RAL Tier1 weekly operations castor 13/10/2014

Operations News

Plan to ensure PreProd represents production in terms of hardware generation are underway
Disk server redeployments continue (i.e. D1T0 reused in D0T1 etc) ... 5 servers in LHCb left, see below
xrootd security advisory with FAX component within xrootd
SL6 Headnode work progressing well - hoping for test in castor vcert next week
PSU oracle patch on juno completed

Gdss720 - currently looking like there is a RAID issue (LSI card) at the root of its problems. Kashif attempted to replace the RAID controller Friday 10th but was unsuccessful. The server is now running Read Only again with the same RAID controller as before.
still having difficult deploying 5 servers into LHCb production because of a mellanox network/quattor issue - fabric to fix
Atlas load, high wait I/O on several servers – partly understood and working towards some config changes
T2K - could not get through SRM – Shaun caused and corrected (would have affected sno+ and another)
T2K files with a physical size but no size in namespace (blocking a disk server decommissioning) - Brian talking to T2K.
CIP stopped updating – this particular problem is thought to be related to the castor switch due to emc failure. Action Add CIP into instructions for castor failover.Castor team decided to wait until dbs rolled back.
DB duplicates SRM userfile tables still occurring – test files only
EMC array issues – scheduled fail-back on Tuesday 10:00–12:00 (looks like dataguard has a day and a half left to sync up dbs – end of Sat 11th)

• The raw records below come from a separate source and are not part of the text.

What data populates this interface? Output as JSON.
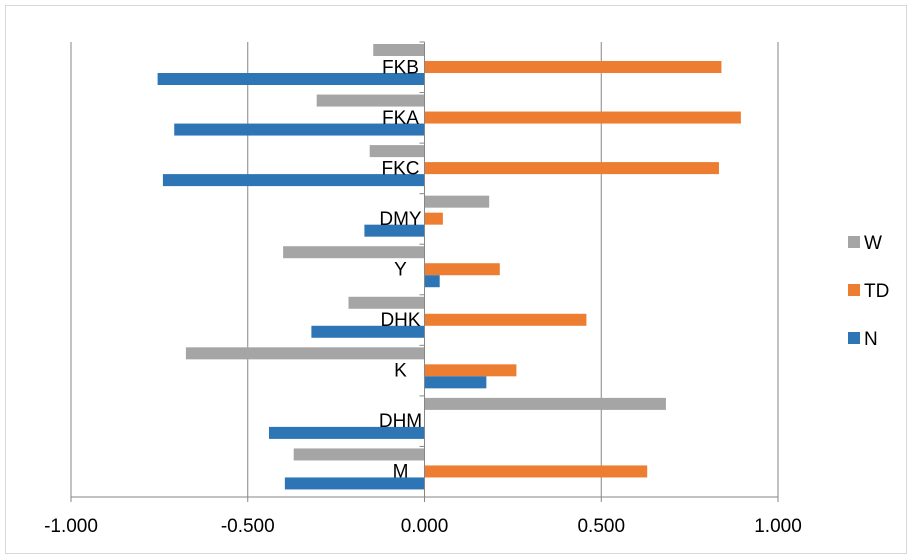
{
  "chart_data": {
    "type": "bar",
    "orientation": "horizontal",
    "categories": [
      "FKB",
      "FKA",
      "FKC",
      "DMY",
      "Y",
      "DHK",
      "K",
      "DHM",
      "M"
    ],
    "series": [
      {
        "name": "W",
        "color": "#a5a5a5",
        "values": [
          -0.145,
          -0.305,
          -0.155,
          0.183,
          -0.4,
          -0.215,
          -0.675,
          0.683,
          -0.37
        ]
      },
      {
        "name": "TD",
        "color": "#ed7d31",
        "values": [
          0.84,
          0.895,
          0.833,
          0.052,
          0.213,
          0.458,
          0.26,
          0.0,
          0.63
        ]
      },
      {
        "name": "N",
        "color": "#2e75b6",
        "values": [
          -0.755,
          -0.708,
          -0.74,
          -0.17,
          0.043,
          -0.32,
          0.175,
          -0.44,
          -0.395
        ]
      }
    ],
    "xlim": [
      -1.0,
      1.0
    ],
    "x_ticks": [
      "-1.000",
      "-0.500",
      "0.000",
      "0.500",
      "1.000"
    ],
    "x_tick_values": [
      -1.0,
      -0.5,
      0.0,
      0.5,
      1.0
    ],
    "grid": true,
    "legend": {
      "placement": "right",
      "order": [
        "W",
        "TD",
        "N"
      ]
    },
    "title": "",
    "xlabel": "",
    "ylabel": ""
  }
}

grid ftp bug in SL6 - stops any globus copy if a client is using a particular library. This is a show stopper for SL6 on disk server.

A Tier 1 Database cleanup is planned so as to eliminate a number of excess tables and other entities left over from previous CASTOR versions. This will be change-controlled in the near future.
Juan further patch castor dbs (PSU patches for Pluto and Juno) – standard change ... TBC
2.1.14-14 stress testing in preprod along with new errata
Tuesday 10:00 am SAN switchback
LHCB boxes into production (assuming mellanox issues resolved)

Tasks

Possible future upgrade to CASTOR 2.1.14-15 post christmas
Switch from admin machines: lcgccvm02 to lcgcadm05
New VM configured to run against the standby CASTOR database will be created as a front-end for dark data etc queries.
Replace DLF with Elastic Search
Correct partitioning alignment issue (3rd CASTOR partition) on new castor disk servers

Interventions

Castor problems with the cache on an emc disk array - atlas were worst affected. Our position was improved by moving to atlas/gen stager/srm standby Monday 6th Oct. Moving back on Tuesday 6th at 10am. Improved monitoring and speed of EMCs response being looked into.